Palantir ne collecte pas de données par elle-même, mais fournit des plateformes logicielles surpuissantes qui permettent d’agréger, de visualiser et d’analyser des données disparates détenues par ses clients.

Le malaise entourant Palantir ne vient pas de l’inefficacité de ses outils – qui sont reconnus comme étant parmi les meilleurs au monde – mais de la nature même de l’entreprise et de son positionnement politique.

C’est le point de friction majeur en Europe. En utilisant Palantir pour des missions régaliennes (renseignement intérieur, défense), un État devient dépendant d’une technologie américaine.

Bien que Palantir affirme que les données restent sur le sol français ou européen, la loi américaine (Cloud Act) permet théoriquement à la justice des États-Unis de demander l’accès à des données gérées par une entreprise américaine, n’importe où dans le monde.

Le code source des logiciels est propriétaire. L’utilisateur ne sait pas exactement comment les algorithmes “raisonnent”, ce qui pose un problème de contrôle démocratique sur des décisions de sécurité nationale.

Le visage de Palantir est indissociable de Peter Thiel, milliardaire libertarien et soutien financier historique de Donald Trump. Ses positions radicales sur l’État et la technologie renforcent la méfiance des défenseurs des libertés civiles, qui craignent que l’outil ne soit au service d’une vision idéologique de la surveillance.

Palantir a été directement impliquée dans des missions douteuses. Le logiciel a été utilisé par la police de l’immigration américaine pour coordonner des rafles et des expulsions massives de migrants ; Des expérimentations de “police prédictive” (anticiper les crimes avant qu’ils n’arrivent) ont été accusées de renforcer les biais raciaux et sociaux.

La décision de la DGSI souligne l’ambivalence française en matière de souveraineté numérique : d’un côté, on alerte sur les dangers des logiciels étrangers ; de l’autre, on s’y accroche comme à une bouée, malgré les risques et les contradictions évidentes.

Depuis 2016, la DGSI justifie son alliance avec Palantir par l’urgence terroriste et l’absence d’alternative française. Pourtant, près de dix ans plus tard, malgré les appels d’offres lancés et les promesses d’autonomie, la France reste prisonnière de ce logiciel américain, dont les serveurs et les algorithmes échappent à tout contrôle souverain. Le contrat est renouvelé « dans l’attente du déploiement d’un nouvel outil souverain », comme si la DGSI avait renoncé à fixer une date butoir crédible.

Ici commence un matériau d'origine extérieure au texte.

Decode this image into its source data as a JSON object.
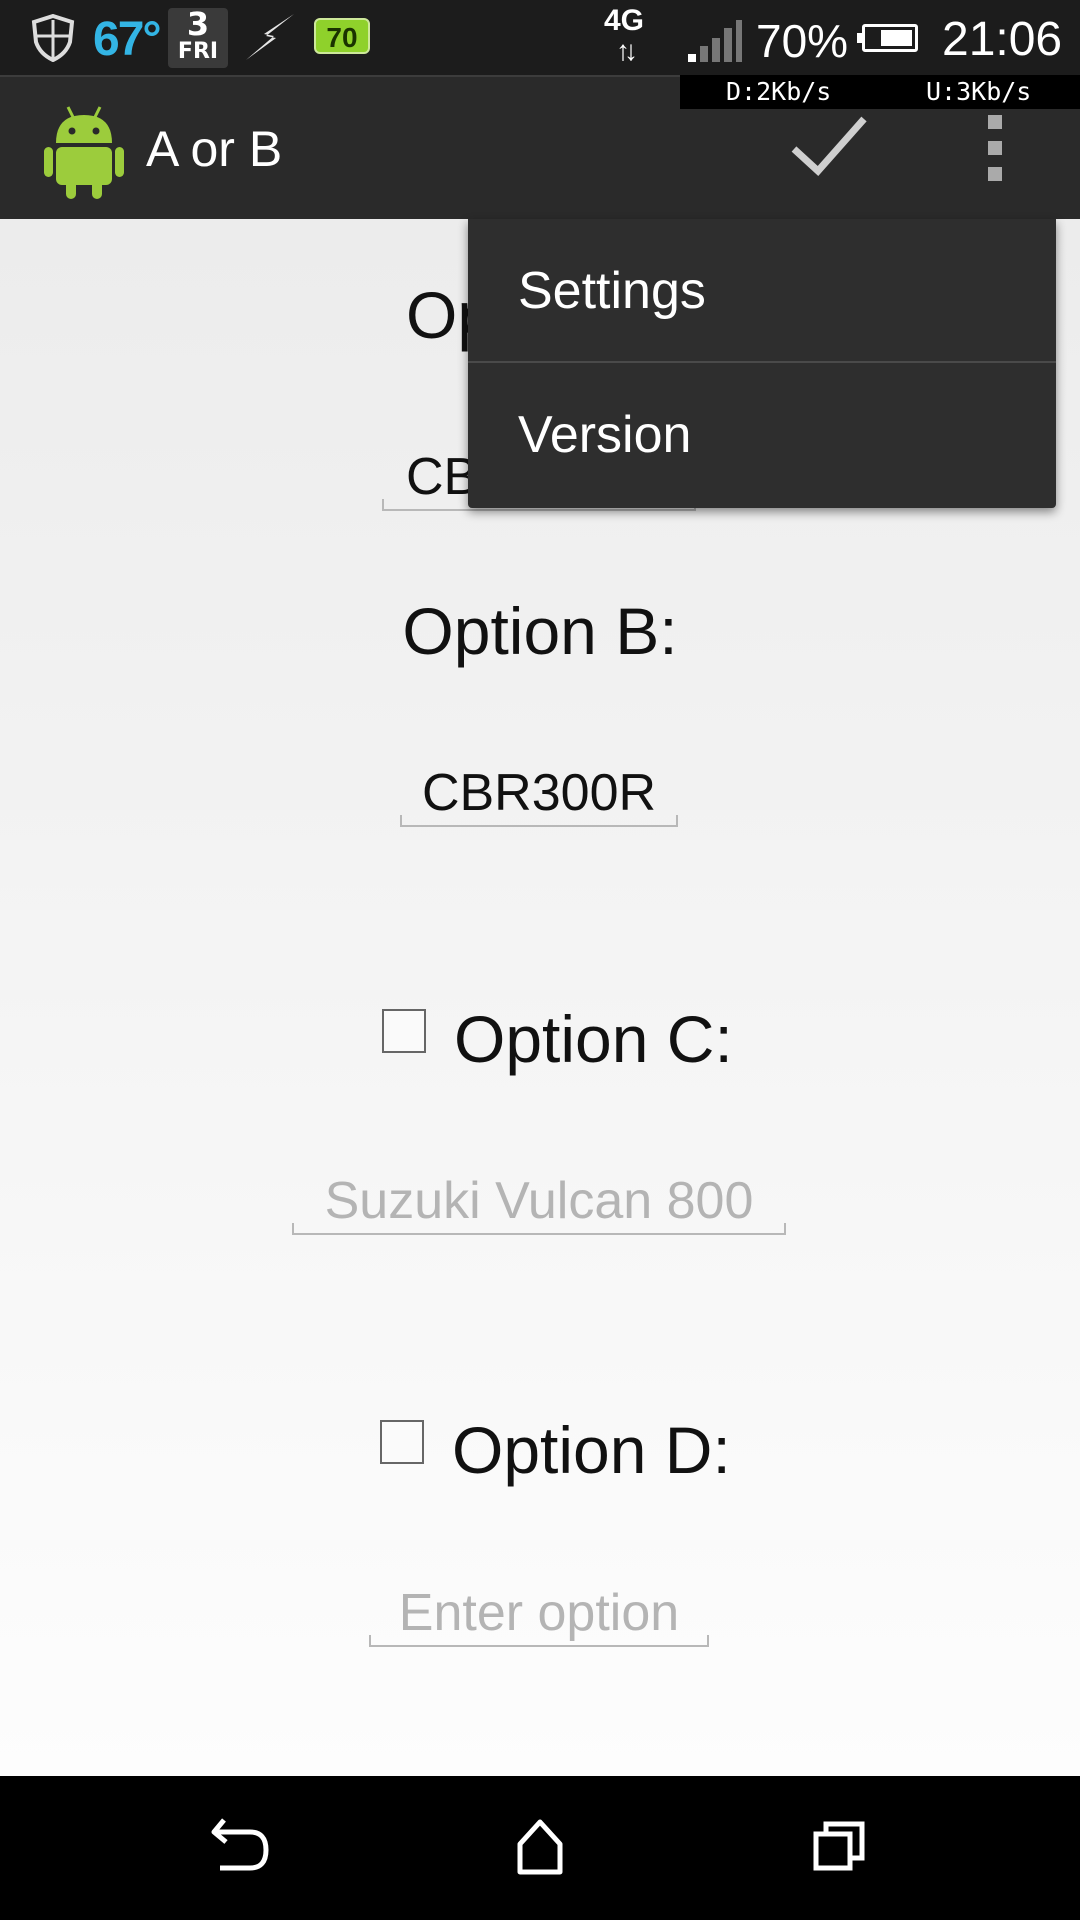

Ironie de l’histoire : alors que la DGSI publie des « flashs ingérence » pour alerter les entreprises françaises sur les dangers des logiciels étrangers – risques d’espionnage, de fuite de données, de dépendance technologique –, elle-même persiste à confier ses données les plus sensibles à une entreprise américaine, soumise au Cloud Act et aux pressions de Washington. Elle vient d’en publier un intitulé Risques associés à l’utilisation d’applications et de solutions étrangères dans l’environnement professionnel.  

Les exemples qu’elle cite pour illustrer les risques (logiciels espions, applications intrusives, serveurs étrangers) pourraient presque servir de description à son propre partenariat avec Palantir.

L’entreprise, régulièrement critiquée pour ses pratiques de surveillance de masse et ses liens avec les services de renseignement américains, est aussi un symbole de la dépendance technologique européenne. Pourtant, la DGSI assure que « le périmètre d’intervention de Palantir demeure strictement défini et aligné sur les exigences opérationnelles et réglementaires déterminées par les autorités françaises ». Une déclaration qui sonne comme une tentative désespérée de rassurer, alors que les données françaises transitent bel et bien par des outils conçus et contrôlés par une puissance étrangère.

La DGSI recommande aux entreprises de privilégier les solutions françaises ou européennes, de vérifier la fiabilité des fournisseurs, et de limiter l’accès aux données sensibles. Mais quand il s’agit de ses propres pratiques, l’agence semble incapable de suivre ses propres conseils. Le renouvellement du contrat avec Palantir, malgré les alternatives en développement, en dit long sur l’incapacité de l’État à concilier urgence opérationnelle et souveraineté technologique.